Letter to Investors
2016 was full of surprises, and we expect that 2017 will be just as surprising. As we discussed in last quarter’s letter, the job of an investment manager is to navigate the world that is, not the world that we would like to have. Thus, rather than try to correctly predict what will happen next (an impossible task), we need to think through all the probable outcomes and be ready for whatever happens next. For instance, we have a policy mix in Washington, D.C. that not many predicted just a few months ago: a Republican president and Republican control of both houses of Congress. But the Republican president is not your “standard issue” Republican hard money, free-trading supply-sider. He is an apparent populist, who, as such, likely favors easy money, exports over imports, and policies that benefit domestic employment over capital. This is a policy mix we haven’t often seen in modern American history. What will be the impact on financial markets if policies move in this direction?

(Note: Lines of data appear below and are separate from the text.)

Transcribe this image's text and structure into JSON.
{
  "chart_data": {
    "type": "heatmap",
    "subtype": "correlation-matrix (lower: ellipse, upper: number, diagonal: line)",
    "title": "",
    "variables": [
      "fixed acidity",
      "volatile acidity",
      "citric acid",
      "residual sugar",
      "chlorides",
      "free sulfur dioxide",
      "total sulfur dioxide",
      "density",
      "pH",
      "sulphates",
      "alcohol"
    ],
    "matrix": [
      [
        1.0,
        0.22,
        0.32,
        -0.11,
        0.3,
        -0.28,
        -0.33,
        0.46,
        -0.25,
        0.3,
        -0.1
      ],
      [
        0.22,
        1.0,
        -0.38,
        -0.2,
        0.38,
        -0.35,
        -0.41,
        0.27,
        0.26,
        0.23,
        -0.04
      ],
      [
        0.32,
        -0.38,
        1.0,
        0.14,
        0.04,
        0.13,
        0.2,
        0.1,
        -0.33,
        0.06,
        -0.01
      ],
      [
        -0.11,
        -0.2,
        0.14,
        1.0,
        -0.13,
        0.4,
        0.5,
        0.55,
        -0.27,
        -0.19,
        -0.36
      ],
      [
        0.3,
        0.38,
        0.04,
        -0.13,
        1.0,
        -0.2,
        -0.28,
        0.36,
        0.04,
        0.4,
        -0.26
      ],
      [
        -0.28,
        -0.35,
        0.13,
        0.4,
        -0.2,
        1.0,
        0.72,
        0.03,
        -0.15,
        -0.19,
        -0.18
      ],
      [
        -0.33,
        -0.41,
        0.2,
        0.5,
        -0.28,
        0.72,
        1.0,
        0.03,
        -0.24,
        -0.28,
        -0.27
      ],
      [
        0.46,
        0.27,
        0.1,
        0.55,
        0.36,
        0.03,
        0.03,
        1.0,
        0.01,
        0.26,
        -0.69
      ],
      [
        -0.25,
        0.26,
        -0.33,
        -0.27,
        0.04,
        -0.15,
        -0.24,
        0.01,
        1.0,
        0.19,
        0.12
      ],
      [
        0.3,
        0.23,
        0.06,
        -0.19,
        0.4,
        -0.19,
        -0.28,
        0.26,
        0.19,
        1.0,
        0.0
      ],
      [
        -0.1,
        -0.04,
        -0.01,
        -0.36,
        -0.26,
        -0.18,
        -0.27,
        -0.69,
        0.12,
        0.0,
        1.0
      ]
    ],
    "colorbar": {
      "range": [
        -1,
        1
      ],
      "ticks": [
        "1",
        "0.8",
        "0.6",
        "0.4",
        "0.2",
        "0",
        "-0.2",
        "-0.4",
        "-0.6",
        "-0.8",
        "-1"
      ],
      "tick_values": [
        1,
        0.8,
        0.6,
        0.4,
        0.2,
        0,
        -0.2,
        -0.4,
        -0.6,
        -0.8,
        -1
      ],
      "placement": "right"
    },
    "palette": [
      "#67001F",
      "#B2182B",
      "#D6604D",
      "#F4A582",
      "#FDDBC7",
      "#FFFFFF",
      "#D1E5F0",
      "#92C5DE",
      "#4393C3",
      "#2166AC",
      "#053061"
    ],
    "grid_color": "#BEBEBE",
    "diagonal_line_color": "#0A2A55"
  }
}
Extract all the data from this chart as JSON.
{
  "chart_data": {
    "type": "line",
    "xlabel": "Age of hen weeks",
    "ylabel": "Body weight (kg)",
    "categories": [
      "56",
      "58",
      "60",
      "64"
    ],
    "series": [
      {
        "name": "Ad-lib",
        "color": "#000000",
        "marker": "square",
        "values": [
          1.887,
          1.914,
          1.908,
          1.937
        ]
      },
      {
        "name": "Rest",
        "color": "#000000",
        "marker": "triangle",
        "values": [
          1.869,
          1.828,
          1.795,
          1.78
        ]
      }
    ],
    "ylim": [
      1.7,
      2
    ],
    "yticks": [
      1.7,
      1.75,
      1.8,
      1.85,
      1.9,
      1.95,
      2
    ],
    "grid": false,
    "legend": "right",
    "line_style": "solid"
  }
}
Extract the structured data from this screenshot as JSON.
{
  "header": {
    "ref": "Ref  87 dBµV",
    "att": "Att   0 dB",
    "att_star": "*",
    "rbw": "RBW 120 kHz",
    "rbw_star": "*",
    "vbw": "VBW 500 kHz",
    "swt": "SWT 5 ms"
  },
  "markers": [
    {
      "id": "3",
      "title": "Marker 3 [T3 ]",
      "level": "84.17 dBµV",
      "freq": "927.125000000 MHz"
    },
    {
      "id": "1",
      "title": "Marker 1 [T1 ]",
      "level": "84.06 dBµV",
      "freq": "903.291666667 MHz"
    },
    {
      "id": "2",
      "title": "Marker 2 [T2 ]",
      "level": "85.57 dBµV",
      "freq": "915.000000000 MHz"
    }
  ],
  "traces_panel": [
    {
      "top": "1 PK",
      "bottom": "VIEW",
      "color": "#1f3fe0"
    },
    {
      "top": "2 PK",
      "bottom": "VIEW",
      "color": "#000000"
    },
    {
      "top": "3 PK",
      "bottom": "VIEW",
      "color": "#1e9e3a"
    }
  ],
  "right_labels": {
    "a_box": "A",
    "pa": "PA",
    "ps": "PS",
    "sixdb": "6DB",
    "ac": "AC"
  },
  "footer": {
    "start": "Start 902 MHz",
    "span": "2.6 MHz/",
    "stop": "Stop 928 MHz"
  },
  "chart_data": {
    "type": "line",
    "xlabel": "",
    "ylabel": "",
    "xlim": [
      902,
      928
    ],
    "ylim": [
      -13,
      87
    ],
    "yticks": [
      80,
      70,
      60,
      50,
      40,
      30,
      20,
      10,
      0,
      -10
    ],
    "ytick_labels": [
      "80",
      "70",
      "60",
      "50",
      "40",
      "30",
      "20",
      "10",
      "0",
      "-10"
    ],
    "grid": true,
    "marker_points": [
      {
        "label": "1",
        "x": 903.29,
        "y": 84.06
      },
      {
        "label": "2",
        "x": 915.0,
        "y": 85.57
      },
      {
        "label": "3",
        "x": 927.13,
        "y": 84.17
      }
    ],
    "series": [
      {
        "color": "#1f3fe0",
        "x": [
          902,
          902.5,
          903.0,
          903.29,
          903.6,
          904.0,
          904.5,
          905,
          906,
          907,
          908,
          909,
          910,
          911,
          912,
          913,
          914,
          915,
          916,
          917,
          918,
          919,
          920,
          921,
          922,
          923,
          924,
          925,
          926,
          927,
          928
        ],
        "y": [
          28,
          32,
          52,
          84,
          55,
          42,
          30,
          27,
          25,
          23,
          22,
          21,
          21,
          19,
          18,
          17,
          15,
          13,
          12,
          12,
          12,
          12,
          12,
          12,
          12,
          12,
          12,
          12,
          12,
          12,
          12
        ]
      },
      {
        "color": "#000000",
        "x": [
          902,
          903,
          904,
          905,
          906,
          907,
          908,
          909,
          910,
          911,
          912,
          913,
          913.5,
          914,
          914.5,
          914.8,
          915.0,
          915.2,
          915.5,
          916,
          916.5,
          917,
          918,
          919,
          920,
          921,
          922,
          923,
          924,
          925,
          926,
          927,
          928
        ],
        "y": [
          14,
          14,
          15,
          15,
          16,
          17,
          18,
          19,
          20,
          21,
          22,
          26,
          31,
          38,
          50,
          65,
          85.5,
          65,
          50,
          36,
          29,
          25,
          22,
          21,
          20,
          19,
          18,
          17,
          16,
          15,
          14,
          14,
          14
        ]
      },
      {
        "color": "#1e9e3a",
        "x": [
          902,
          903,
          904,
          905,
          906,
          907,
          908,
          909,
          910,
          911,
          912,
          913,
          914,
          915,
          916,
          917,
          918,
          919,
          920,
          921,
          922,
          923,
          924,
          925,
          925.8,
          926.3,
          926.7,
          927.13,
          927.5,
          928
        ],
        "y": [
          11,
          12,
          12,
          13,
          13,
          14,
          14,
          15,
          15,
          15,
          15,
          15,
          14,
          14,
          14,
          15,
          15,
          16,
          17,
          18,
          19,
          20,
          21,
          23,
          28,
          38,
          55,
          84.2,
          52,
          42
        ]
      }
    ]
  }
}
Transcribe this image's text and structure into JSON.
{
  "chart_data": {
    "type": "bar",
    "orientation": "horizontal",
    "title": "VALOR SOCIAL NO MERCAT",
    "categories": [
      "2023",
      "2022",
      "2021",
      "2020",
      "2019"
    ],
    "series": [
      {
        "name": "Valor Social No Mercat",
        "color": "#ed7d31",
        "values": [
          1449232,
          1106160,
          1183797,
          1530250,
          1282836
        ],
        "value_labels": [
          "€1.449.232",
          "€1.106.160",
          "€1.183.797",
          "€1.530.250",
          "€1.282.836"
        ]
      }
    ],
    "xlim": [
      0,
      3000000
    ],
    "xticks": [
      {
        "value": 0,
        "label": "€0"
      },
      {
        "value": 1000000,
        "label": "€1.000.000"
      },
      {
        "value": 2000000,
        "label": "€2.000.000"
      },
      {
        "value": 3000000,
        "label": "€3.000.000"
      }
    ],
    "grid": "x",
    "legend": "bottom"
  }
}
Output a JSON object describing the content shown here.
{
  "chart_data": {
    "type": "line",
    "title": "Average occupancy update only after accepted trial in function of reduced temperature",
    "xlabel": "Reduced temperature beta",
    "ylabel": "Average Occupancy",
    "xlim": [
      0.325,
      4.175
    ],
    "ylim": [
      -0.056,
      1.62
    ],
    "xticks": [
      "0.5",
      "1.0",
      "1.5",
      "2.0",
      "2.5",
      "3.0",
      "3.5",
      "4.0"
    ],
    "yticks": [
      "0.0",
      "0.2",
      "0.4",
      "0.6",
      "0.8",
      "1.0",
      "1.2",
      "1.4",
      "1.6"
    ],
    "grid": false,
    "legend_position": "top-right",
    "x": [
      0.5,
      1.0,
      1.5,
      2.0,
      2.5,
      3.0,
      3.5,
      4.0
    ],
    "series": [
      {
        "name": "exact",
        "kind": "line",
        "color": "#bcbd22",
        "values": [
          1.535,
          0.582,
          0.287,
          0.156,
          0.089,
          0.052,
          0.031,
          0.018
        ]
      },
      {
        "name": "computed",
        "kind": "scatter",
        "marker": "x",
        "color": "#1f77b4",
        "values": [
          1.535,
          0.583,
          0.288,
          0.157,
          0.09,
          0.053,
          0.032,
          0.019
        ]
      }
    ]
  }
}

As we have noted in many of our commentaries, policies that roll back trade globalization, even a little bit, will likely result in higher inflation, simply because in this scenario the prices of imported goods would rise. Such higher prices would permit the prices of domestic goods to rise also as foreign competition would be less onerous. If successful, such policies are not all bad: the goal would be for these higher prices to permit more production in the U.S., which means more domestic employment and more sales and earnings for U.S.-based companies. The downside would be higher inflation in the U.S., which would result in higher interest rates on bonds and lower price/earnings ratios for equities. Commodity prices would likely respond well to this policy mix, but foreign producers of goods, especially emerging markets, would suffer.
Will all these things happen? We don’t know, but these policy proposals would be quite a break from those of all administrations of the last 40 years, Republican or Democrat. Thus, they have the potential to change financial markets by a little or a lot, depending on how (and by how much) they are implemented. Indeed, the bond market has sold off sharply since the election, resulting in higher interest rates. The stock market has risen during this time, likely on expectations of higher growth ahead (a common post-election reaction).
There is often a trade-off between low inflation and broad-based economic growth. As investors, we interpret the events of the presidential campaigns just concluded (in both parties) to mean that the American public has decided that the benefits of low inflation are not worth the low earnings power that is the experience of most American workers. That is a sea change. We don’t say that lightly.
How would we manage our portfolios differently if these changes occur? The leadership of Confluence started their careers in the high-inflation days of the 1970s and early 1980s and, as a result, our methodologies incorporate a respect for rising inflation. Since the guiding principle of our equity investment philosophy is that we target companies with powerful competitive advantages that result in pricing power, the companies we seek to invest in have the ability to raise prices (when necessary) with less push-back from customers than average businesses. This ability to raise prices is an important reason why such businesses are good hedges against inflation. We also seek to invest in companies that possess excellent management talent. Adept managers can respond to changes in the economic and policy climates, which is why well-chosen stocks can generally outpace bonds and other fixed-rate investments in a rising inflation environment. Of course, rising inflation would bring valuation headwinds, and thus we must stay true to our valuation discipline.
In general, on the fixed income side of our portfolios, we would keep our durations shorter than we have in years past. The potential for higher rates in the future would lead us to protect capital by avoiding low-coupon, long-term bonds. We will also tend to favor credit risk in fixed income as inflation will lower the real debt service cost for corporate borrowers. We’re not sure how policies might change or how all this will work out, but we are watching it closely and will respond to meaningful changes accordingly.
One thing never changes in the investment business: the world will surprise you, so prepare for it. Our wish for you is a Happy and Healthy New Year!
Thank you for your confidence in us.